Actuellement, et selon les données de l'agence de bio-médecine, près d'un prélèvement possible sur trois est encore refusé. C'est durant les moments les plus difficiles pour une famille que les médecins, les infirmières et d'autres personnels médicaux doivent effectuer les demandes auprès des familles.
« La diplomatie est bien évidemment de rigueur. dans certains cas, les pourparlers peuvent durer plusieurs dizaines de minutes. Mais le fait est que, grâce à une simple discussion, nous pouvons arriver à convaincre des gens que les organes de leur défunt pourraient sauver une ou plusieurs vies », commente un chirurgien parisien.
La religion dans tout ça
Les plus grandes religions incitent leurs fidèles à réfléchir au don d'organe. Islam, judaïsme, christianisme, ces trois grandes religions monothéïstes affirment que la vie humaine est primordiale et « tout ce qui peut la sauver ne rencontre pas d'opposition de principe ».
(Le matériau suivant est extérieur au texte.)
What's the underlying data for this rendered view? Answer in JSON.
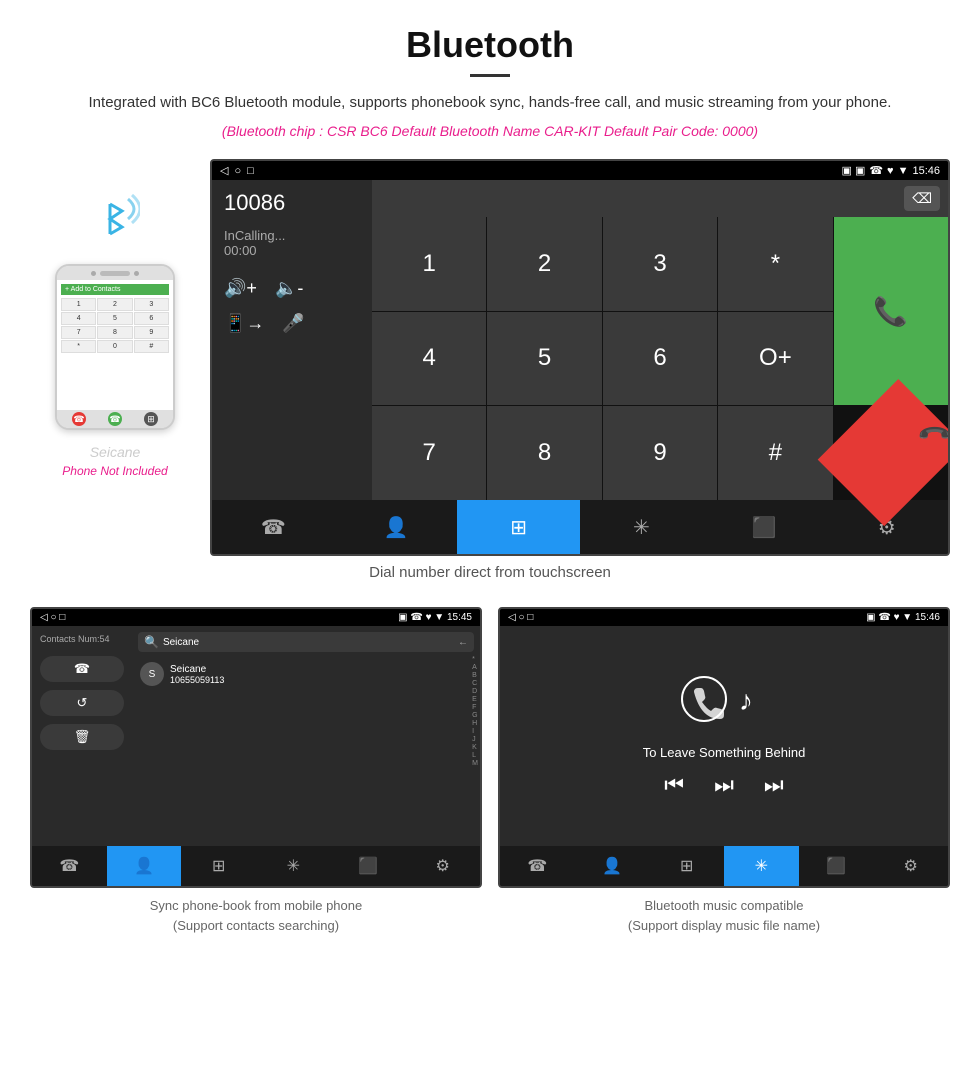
{
  "header": {
    "title": "Bluetooth",
    "description": "Integrated with BC6 Bluetooth module, supports phonebook sync, hands-free call, and music streaming from your phone.",
    "specs": "(Bluetooth chip : CSR BC6    Default Bluetooth Name CAR-KIT    Default Pair Code: 0000)"
  },
  "phone_side": {
    "bluetooth_symbol": "&#x29BF;",
    "not_included_label": "Phone Not Included",
    "seicane_label": "Seicane"
  },
  "car_screen": {
    "status_bar": {
      "left": "◁  ○  □",
      "right": "☎ ♥ ▼ 15:46"
    },
    "phone_number": "10086",
    "calling_label": "InCalling...",
    "timer": "00:00",
    "keys": [
      "1",
      "2",
      "3",
      "*",
      "4",
      "5",
      "6",
      "O+",
      "7",
      "8",
      "9",
      "#"
    ],
    "green_btn": "📞",
    "red_btn": "📞",
    "nav_items": [
      "☎",
      "👤",
      "⊞",
      "✳",
      "⬛",
      "⚙"
    ]
  },
  "dial_label": "Dial number direct from touchscreen",
  "contacts_screen": {
    "contacts_num": "Contacts Num:54",
    "search_placeholder": "Seicane",
    "contact_name": "Seicane",
    "contact_phone": "10655059113",
    "nav_items": [
      "☎",
      "👤",
      "⊞",
      "✳",
      "⬛",
      "⚙"
    ],
    "alpha": [
      "*",
      "A",
      "B",
      "C",
      "D",
      "E",
      "F",
      "G",
      "H",
      "I",
      "J",
      "K",
      "L",
      "M"
    ]
  },
  "contacts_label": {
    "main": "Sync phone-book from mobile phone",
    "sub": "(Support contacts searching)"
  },
  "music_screen": {
    "song_title": "To Leave Something Behind",
    "nav_items": [
      "☎",
      "👤",
      "⊞",
      "✳",
      "⬛",
      "⚙"
    ]
  },
  "music_label": {
    "main": "Bluetooth music compatible",
    "sub": "(Support display music file name)"
  }
}
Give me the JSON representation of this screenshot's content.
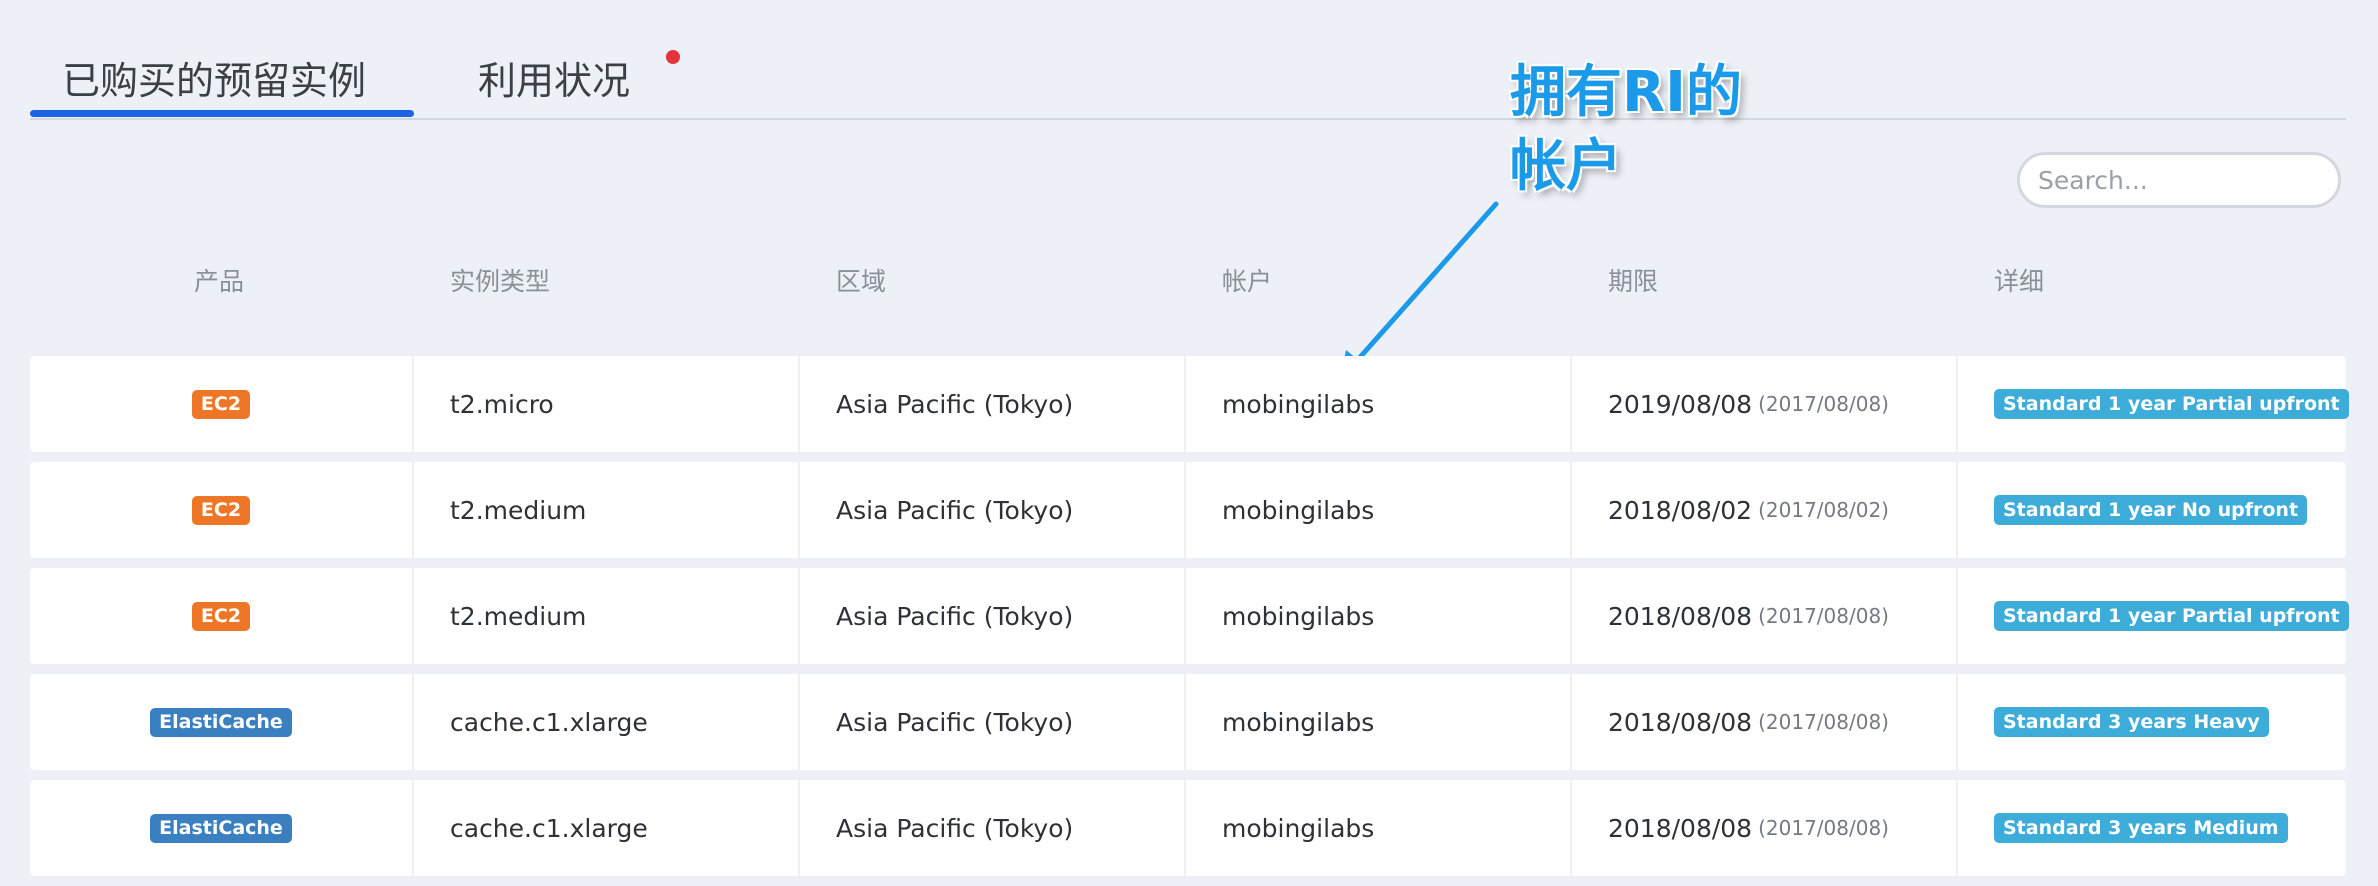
{
  "tabs": [
    {
      "label": "已购买的预留实例",
      "active": true
    },
    {
      "label": "利用状况",
      "has_notification": true
    }
  ],
  "annotation": {
    "line1": "拥有RI的",
    "line2": "帐户"
  },
  "search": {
    "placeholder": "Search..."
  },
  "columns": [
    "产品",
    "实例类型",
    "区域",
    "帐户",
    "期限",
    "详细"
  ],
  "rows": [
    {
      "product": "EC2",
      "product_kind": "ec2",
      "instance_type": "t2.micro",
      "region": "Asia Pacific (Tokyo)",
      "account": "mobingilabs",
      "expiry": "2019/08/08",
      "start": "(2017/08/08)",
      "detail": "Standard 1 year Partial upfront"
    },
    {
      "product": "EC2",
      "product_kind": "ec2",
      "instance_type": "t2.medium",
      "region": "Asia Pacific (Tokyo)",
      "account": "mobingilabs",
      "expiry": "2018/08/02",
      "start": "(2017/08/02)",
      "detail": "Standard 1 year No upfront"
    },
    {
      "product": "EC2",
      "product_kind": "ec2",
      "instance_type": "t2.medium",
      "region": "Asia Pacific (Tokyo)",
      "account": "mobingilabs",
      "expiry": "2018/08/08",
      "start": "(2017/08/08)",
      "detail": "Standard 1 year Partial upfront"
    },
    {
      "product": "ElastiCache",
      "product_kind": "ec",
      "instance_type": "cache.c1.xlarge",
      "region": "Asia Pacific (Tokyo)",
      "account": "mobingilabs",
      "expiry": "2018/08/08",
      "start": "(2017/08/08)",
      "detail": "Standard 3 years Heavy"
    },
    {
      "product": "ElastiCache",
      "product_kind": "ec",
      "instance_type": "cache.c1.xlarge",
      "region": "Asia Pacific (Tokyo)",
      "account": "mobingilabs",
      "expiry": "2018/08/08",
      "start": "(2017/08/08)",
      "detail": "Standard 3 years Medium"
    }
  ],
  "colors": {
    "accent": "#1d63e6",
    "ec2_badge": "#ee7627",
    "elasticache_badge": "#3a7fbf",
    "detail_badge": "#3dacd9",
    "annotation": "#1a9ae8",
    "notification_dot": "#e5333b"
  }
}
Pour le don d'organes, il s'agit plus d'un débat avec sa propre conviction. Ni cautionnement, ni prohibition.
Chacun peut s'opposer au don d'organes pour des raisons spirituelles et personnelles.
En 2009, 250 malades sont morts faute de greffe à temps. En 2009, 14 403 patients ont attendu une greffe d'organes. Plus de la moitié attendait un organe depuis plus d'un an, avec une forte proportion de personnes nécessitant une greffe rénale.